Spett.le Redazione, ho letto con interesse l’articolo che avete pubblicato sul N. 23 intitolato: Pregare sant’Antonio di Padova... per salvare il proprio Matrimonio. Sapevo che questo Santo è invocato un po’ per tutto, ma non immaginavo che fosse “a titolo ufficiale” un potente intercessore per gli sposi. Siccome purtroppo anche il mio Matrimonio non va esente da difficoltà e sofferenze, la cosa mi ha colpito e, cercando di saperne di più su internet, mi sono imbattuta nella splendida testimonianza di questi due sposi che lo conferma in pieno! Vorrei condividerla con Voi (è tratta dal sito cantualeantonianum.com) e chissà che non vogliate pubblicarla sulla rivista. Vi ringrazio per quello che fate e vi chiedo una preghiera a sant’Antonio per me e mio marito. Io ormai lo prego ogni giorno con la bella preghiera che avete pubblicato. Un caro saluto. (Anna T.)
«Il nostro matrimonio, dopo qualche tempo di serenità e progettualità, finì in una crisi profonda. Eravamo stressati anche perché non giungeva il figlio tanto desiderato. Non avevamo voluto indagarne i motivi, ma più o meno tacite accuse reciproche di sterilità ogni tanto colpivano al cuore come baionette. Litigavamo ogni qualvolta ci ritrovavamo a discutere, a decidere e a dover fare qualcosa insieme. Pur con l’inespresso desiderio di rilanciare l’unione coniugale, eravamo però disperati perché non riuscivamo a frenare la lingua, scadendo spesso in pesanti offese ed accuse reciproche e sospettando l’uno dell’altra la probabile sterilità. Vivevamo come separati in casa in attesa di trovare una soluzione ragionevole per ambedue.
Un giorno, all’insaputa l’uno dell’altra, decidemmo di passare in basilica per chiedere la grazia a sant’Antonio di salvare il nostro matrimonio.
Cosa stupenda: ci siamo ritrovati alla tomba del Santo tutti e due nello stesso momento, scoprendo di esservi giunti con la medesima intenzione. Le lacrime di commozione cominciarono a scendere e a rigare il nostri volti e senza la minima vergogna continuammo a pregare versando lacrime, senza pronunciare materialmente alcuna preghiera e toccando la tomba insieme con le mani unite.
Uscimmo dalla basilica più leggeri, come se qualcuno avesse tolto un peso dal nostro cuore, e attraversammo il chiostro della Magnolia dalla parte del negozio fino davanti alla penitenzieria. Incominciammo nuovamente a sognare una vita insieme.
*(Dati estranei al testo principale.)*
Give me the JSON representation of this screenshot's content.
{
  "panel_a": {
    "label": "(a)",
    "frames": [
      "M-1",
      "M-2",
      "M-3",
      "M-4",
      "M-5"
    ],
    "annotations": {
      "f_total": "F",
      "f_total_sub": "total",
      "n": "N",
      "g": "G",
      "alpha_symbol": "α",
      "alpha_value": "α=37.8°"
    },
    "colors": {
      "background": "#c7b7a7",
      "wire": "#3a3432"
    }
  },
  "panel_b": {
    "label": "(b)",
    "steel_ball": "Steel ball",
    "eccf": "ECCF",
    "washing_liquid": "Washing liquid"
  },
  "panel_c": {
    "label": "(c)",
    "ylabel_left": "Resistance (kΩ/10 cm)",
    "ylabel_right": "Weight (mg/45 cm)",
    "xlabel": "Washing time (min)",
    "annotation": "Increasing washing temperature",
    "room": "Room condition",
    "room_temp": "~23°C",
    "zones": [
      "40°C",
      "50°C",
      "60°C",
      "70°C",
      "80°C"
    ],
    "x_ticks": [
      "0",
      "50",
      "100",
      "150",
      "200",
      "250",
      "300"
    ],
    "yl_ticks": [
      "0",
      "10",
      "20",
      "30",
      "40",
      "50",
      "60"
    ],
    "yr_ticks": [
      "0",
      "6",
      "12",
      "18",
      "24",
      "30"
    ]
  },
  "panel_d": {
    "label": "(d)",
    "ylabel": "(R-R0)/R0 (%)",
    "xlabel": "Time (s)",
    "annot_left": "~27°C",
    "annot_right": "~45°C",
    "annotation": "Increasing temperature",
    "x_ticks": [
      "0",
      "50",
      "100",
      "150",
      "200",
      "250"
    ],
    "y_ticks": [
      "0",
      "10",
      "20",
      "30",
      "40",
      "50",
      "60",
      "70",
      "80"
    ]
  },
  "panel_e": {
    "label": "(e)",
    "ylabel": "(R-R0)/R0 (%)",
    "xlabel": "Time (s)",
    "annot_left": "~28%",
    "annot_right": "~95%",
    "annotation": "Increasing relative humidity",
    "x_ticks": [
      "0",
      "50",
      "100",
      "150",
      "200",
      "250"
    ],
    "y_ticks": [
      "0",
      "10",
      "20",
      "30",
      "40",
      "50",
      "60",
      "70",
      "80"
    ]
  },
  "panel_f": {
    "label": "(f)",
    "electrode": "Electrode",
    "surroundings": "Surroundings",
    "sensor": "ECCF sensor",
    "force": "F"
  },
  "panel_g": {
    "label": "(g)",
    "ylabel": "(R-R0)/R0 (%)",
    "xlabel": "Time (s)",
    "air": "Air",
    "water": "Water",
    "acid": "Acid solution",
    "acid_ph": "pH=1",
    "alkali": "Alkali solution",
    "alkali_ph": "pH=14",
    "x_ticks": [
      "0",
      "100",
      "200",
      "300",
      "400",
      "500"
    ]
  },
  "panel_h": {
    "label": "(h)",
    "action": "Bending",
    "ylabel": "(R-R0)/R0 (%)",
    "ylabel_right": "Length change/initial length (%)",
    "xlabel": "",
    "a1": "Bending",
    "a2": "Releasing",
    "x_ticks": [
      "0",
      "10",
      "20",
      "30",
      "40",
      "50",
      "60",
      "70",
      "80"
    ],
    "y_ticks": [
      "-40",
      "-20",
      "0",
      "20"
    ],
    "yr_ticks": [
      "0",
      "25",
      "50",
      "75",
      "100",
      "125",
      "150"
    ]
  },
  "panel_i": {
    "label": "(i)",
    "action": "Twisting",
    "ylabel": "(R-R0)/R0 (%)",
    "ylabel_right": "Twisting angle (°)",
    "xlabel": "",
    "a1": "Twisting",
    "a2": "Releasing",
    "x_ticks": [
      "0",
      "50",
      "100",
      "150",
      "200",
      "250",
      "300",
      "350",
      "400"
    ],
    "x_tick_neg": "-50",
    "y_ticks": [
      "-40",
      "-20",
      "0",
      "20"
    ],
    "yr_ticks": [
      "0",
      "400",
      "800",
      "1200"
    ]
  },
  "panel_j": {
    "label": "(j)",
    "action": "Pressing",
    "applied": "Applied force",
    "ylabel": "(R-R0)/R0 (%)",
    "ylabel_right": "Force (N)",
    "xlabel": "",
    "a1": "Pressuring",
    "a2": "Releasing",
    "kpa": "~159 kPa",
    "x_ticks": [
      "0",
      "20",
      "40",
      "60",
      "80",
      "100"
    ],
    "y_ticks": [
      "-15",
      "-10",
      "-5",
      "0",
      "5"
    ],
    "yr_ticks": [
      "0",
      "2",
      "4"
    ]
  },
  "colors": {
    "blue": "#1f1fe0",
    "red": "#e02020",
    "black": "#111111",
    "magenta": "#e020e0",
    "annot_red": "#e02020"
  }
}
Sostammo un po’ davanti alla porta dell’aula delle confessioni, appoggiati al muretto di recinzione del giardino del chiostro. Entrammo in penitenzieria senza l’intenzione cosciente di confessarci. Eravamo in piena estate e faceva molto caldo. Vi trovammo un luogo fresco, ci sedemmo l’uno accanto all’altra sull’ultimo banco, mano nella mano, in silenzio. Sul banco trovammo due pieghevoli per prepararci alla confessione – sembrava fossero lì per noi – ogni tanto leggevamo ciò che vi era scritto e guardando l’affresco di Annigoni che raffigura il ritorno del figliol prodigo. Ci sembrava di essere dentro la scena. Ad un certo punto – riferisce lui – mia moglie disse: “Vado a confessarmi”. Io rimasi solo con il desiderio di fare altrettanto, ma avevo paura e vergogna, perché troppo tempo era trascorso dall’ultima confessione e non mi ricordavo più il rito e nemmeno sapevo bene da dove cominciare. Mi feci forza ed entrai, quasi per non essere da meno di mia moglie. Sant’Antonio aveva fatto sì che ambedue trovassimo due frati disponibili ad ascoltarci e che non si tirarono indietro, dopo averci assolto dai peccati, nel manifestare la loro gioia per le meraviglie che il Signore stava compiendo in noi attraverso il Santo.
Così rinfrancati tornammo a casa riconciliati con Dio e con noi stessi. Comprendemmo subito che qualcosa di importante era avvenuto, che il nostro matrimonio aveva subito una svolta positiva. Così il sole tornò a risplendere sopra le nostre vite, soprattutto quando il frutto della riconciliazione si presentò, da lì a pochi mesi, sorprendentemente, con la presenza di un bambino che, quando verrà alla luce, porterà di certo il nome di Antonio».